Pasaron los días y las semanas y Alicia no despertaba. Los pronósticos eran cada vez más agoreros. La parca hacía acto de presencia en los corazones de Javier y Alicia que, si bien nunca perdieron la esperanza, si chocaban contra ese maldito muro que son los partes médicos. ¡Qué alegría cuando son favorables y qué dolor cuando no lo son!.
El bueno del doctor se esmeró mucho. Se quitó todos los casos que tenía y durante meses se dedicó a Alicia por entero. Pasaba el día pensando en ella, en cómo ayudarla, en cómo vencer una vez más a la pálida dama. Era médico y sabía que ella tenía ventaja. ¿Pero acaso no podía ser vencida?.
El color de Alicia era cada vez más tenue. Pese a los sueros, había perdido un poco de peso. La expresión de su rostro era parecida a la de aquellos ancianos que en el final de su vida rebosan paz; saben que han dejado todo resuelto, que han vivido bien y eso les da paz en el momento del fatal desenlace. Alicia sabía que había hecho feliz a sus padres, ¡los más felices!, y eso parecía llenarla de paz.
Paz, paz, paz... ¿Tendremos paz algún día?, preguntaba Marta a su marido. Éste no sabía que responder. ¿Qué haremos sin ella?, insistía Marta. Pasaron los meses, y las preguntas siguieron sin respuestas, el doctor siguió planeando la estratagema para vencer a la pálida dama, y Alicia seguía llena de paz.
Hasta hoy.
Hoy es un gran día. El paro, la crisis, los destrozos de Barcelona, el hambre y las guerras. Venablos que se clavan sobre el corazón de este pobre mundo nuestro, que dan cuartel a la Muerte, y ponen frente al paredón a nuestras vidas.
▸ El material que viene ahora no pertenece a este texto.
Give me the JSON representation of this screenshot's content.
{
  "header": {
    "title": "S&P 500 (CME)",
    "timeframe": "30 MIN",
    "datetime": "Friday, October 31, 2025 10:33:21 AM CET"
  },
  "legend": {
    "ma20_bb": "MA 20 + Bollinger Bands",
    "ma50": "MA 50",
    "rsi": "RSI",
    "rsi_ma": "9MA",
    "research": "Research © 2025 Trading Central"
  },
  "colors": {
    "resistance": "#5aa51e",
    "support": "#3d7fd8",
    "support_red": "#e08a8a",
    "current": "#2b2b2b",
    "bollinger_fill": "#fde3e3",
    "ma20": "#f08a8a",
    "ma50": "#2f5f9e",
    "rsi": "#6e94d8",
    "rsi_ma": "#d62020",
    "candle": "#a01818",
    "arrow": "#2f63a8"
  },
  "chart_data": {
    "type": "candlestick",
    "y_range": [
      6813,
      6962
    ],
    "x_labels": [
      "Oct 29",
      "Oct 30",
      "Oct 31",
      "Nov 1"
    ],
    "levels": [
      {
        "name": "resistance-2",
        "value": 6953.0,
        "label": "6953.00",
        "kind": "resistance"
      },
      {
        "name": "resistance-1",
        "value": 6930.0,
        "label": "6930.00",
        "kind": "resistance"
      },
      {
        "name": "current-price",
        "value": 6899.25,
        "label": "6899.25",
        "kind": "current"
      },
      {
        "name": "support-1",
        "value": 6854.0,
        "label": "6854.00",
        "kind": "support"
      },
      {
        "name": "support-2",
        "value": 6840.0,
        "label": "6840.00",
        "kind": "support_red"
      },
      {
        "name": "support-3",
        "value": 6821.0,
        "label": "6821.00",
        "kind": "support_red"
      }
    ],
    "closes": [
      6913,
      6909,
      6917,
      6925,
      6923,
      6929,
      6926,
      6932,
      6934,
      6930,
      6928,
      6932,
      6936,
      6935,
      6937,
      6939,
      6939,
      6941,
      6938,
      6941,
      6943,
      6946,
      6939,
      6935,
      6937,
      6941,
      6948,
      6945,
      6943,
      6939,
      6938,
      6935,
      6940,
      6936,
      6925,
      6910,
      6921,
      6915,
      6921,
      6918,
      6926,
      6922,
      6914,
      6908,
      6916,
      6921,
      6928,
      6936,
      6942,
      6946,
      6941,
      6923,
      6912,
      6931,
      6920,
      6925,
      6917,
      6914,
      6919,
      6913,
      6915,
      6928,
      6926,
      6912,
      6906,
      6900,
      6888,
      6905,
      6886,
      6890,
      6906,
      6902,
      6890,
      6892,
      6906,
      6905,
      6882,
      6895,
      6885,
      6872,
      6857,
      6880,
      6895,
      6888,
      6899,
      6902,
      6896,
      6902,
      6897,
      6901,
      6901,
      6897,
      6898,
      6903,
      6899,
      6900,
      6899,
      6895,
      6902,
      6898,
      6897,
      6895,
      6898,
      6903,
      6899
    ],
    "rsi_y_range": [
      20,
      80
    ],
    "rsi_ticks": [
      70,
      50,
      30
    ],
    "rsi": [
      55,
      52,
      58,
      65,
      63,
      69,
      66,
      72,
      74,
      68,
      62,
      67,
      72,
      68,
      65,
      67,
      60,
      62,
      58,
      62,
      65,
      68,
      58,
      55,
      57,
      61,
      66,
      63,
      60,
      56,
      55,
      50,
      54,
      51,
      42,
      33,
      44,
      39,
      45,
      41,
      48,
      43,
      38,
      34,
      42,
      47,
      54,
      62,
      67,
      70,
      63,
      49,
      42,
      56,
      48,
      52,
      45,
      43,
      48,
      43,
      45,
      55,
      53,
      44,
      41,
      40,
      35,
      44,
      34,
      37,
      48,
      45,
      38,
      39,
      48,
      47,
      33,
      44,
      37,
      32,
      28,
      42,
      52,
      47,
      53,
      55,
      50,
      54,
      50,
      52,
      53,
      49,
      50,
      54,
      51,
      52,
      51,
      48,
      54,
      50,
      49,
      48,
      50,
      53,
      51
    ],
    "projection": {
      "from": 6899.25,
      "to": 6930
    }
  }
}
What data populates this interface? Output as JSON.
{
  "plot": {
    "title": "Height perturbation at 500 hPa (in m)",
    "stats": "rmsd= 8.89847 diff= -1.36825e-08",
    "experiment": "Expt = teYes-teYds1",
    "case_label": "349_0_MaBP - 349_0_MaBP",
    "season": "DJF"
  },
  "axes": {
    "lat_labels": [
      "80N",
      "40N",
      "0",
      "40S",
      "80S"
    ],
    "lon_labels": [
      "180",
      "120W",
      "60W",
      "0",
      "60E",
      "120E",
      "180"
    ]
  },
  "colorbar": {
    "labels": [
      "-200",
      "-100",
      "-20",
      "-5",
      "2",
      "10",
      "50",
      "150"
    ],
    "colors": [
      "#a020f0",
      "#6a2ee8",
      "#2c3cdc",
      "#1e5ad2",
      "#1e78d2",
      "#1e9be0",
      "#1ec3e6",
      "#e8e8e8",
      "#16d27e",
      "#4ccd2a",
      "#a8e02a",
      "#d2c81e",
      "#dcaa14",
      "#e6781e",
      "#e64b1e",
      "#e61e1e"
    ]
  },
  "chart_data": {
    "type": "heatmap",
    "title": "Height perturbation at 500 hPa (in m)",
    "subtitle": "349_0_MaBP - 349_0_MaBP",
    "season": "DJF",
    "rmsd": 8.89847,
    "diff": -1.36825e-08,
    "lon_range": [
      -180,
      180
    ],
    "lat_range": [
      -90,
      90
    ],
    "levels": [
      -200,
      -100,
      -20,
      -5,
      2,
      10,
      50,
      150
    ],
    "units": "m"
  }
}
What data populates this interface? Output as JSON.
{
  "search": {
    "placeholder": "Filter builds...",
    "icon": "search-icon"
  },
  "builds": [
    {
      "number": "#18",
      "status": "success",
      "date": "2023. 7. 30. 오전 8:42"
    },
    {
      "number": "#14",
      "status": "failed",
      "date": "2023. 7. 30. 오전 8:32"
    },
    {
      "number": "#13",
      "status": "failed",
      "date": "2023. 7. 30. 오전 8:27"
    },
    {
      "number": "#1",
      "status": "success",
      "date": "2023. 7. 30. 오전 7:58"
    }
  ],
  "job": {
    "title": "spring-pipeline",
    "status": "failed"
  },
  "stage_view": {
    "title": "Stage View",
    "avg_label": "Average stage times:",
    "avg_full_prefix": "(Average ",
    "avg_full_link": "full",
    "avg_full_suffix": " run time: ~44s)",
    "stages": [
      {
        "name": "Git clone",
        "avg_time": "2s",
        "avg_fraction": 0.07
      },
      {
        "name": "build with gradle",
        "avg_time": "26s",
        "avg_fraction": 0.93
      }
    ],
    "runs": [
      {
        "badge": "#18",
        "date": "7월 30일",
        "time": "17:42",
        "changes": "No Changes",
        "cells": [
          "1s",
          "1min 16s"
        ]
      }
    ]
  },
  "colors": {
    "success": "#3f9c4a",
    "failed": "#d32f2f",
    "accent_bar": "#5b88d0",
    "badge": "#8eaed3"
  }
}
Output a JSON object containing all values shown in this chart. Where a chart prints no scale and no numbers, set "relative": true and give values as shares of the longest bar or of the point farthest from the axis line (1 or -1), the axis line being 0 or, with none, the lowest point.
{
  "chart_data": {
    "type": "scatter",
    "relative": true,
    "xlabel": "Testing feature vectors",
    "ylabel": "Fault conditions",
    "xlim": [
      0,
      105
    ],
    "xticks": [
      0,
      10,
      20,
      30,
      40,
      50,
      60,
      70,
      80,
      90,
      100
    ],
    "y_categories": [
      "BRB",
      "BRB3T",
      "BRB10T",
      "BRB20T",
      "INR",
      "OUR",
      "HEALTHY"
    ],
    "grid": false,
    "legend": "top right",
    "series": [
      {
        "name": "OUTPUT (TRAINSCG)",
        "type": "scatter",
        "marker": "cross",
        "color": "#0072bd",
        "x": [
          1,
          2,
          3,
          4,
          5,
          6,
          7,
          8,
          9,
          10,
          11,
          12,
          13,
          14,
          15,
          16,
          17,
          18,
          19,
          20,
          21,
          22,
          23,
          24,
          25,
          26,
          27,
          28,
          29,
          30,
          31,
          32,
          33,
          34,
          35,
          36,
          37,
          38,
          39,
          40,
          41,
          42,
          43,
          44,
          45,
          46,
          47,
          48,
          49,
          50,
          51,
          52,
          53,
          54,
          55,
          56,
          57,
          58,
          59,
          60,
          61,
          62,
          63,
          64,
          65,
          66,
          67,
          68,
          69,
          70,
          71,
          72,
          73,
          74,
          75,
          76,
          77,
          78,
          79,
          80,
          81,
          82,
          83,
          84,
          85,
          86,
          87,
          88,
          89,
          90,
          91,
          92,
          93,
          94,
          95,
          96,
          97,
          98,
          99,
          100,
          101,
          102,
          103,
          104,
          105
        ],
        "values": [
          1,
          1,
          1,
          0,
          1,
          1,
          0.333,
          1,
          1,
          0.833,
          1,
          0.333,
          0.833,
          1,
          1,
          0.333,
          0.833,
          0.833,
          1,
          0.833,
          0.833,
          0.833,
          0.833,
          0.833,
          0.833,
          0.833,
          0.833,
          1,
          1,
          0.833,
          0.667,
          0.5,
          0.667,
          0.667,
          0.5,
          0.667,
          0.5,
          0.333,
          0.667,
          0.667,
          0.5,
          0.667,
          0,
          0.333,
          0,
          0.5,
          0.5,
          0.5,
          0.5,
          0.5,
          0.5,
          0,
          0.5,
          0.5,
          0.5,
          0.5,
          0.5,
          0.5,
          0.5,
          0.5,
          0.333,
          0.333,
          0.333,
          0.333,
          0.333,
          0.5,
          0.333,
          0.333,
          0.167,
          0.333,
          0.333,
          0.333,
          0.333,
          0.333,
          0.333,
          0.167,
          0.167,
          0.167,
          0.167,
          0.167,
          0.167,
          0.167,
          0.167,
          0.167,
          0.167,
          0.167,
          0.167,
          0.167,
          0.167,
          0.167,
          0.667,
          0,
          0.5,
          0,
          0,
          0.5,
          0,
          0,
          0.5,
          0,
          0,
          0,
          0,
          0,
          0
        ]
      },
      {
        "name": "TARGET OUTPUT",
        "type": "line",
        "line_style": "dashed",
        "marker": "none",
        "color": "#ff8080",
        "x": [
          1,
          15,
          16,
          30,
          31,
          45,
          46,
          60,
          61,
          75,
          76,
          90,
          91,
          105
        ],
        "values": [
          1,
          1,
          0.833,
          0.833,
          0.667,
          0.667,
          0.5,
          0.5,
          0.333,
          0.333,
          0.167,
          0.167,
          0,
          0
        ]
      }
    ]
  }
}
Nuestra humanidad, ¡ay de nuestra humanidad!, qué dolorida está y cuánto daño le hacemos todos los días. Piensa en todo lo malo... da igual. Porque hoy es un gran día.
Hoy a las 6.30 horas Alicia ha vuelto a respirar sin tubos. El doctor no sabe cómo. Sus padres tampoco. Desde las 8.00 horas lleva llorando. ¡Bendito llanto!.
Hoy Alicia le ha hecho una peineta a la muerte. Hoy es un gran día.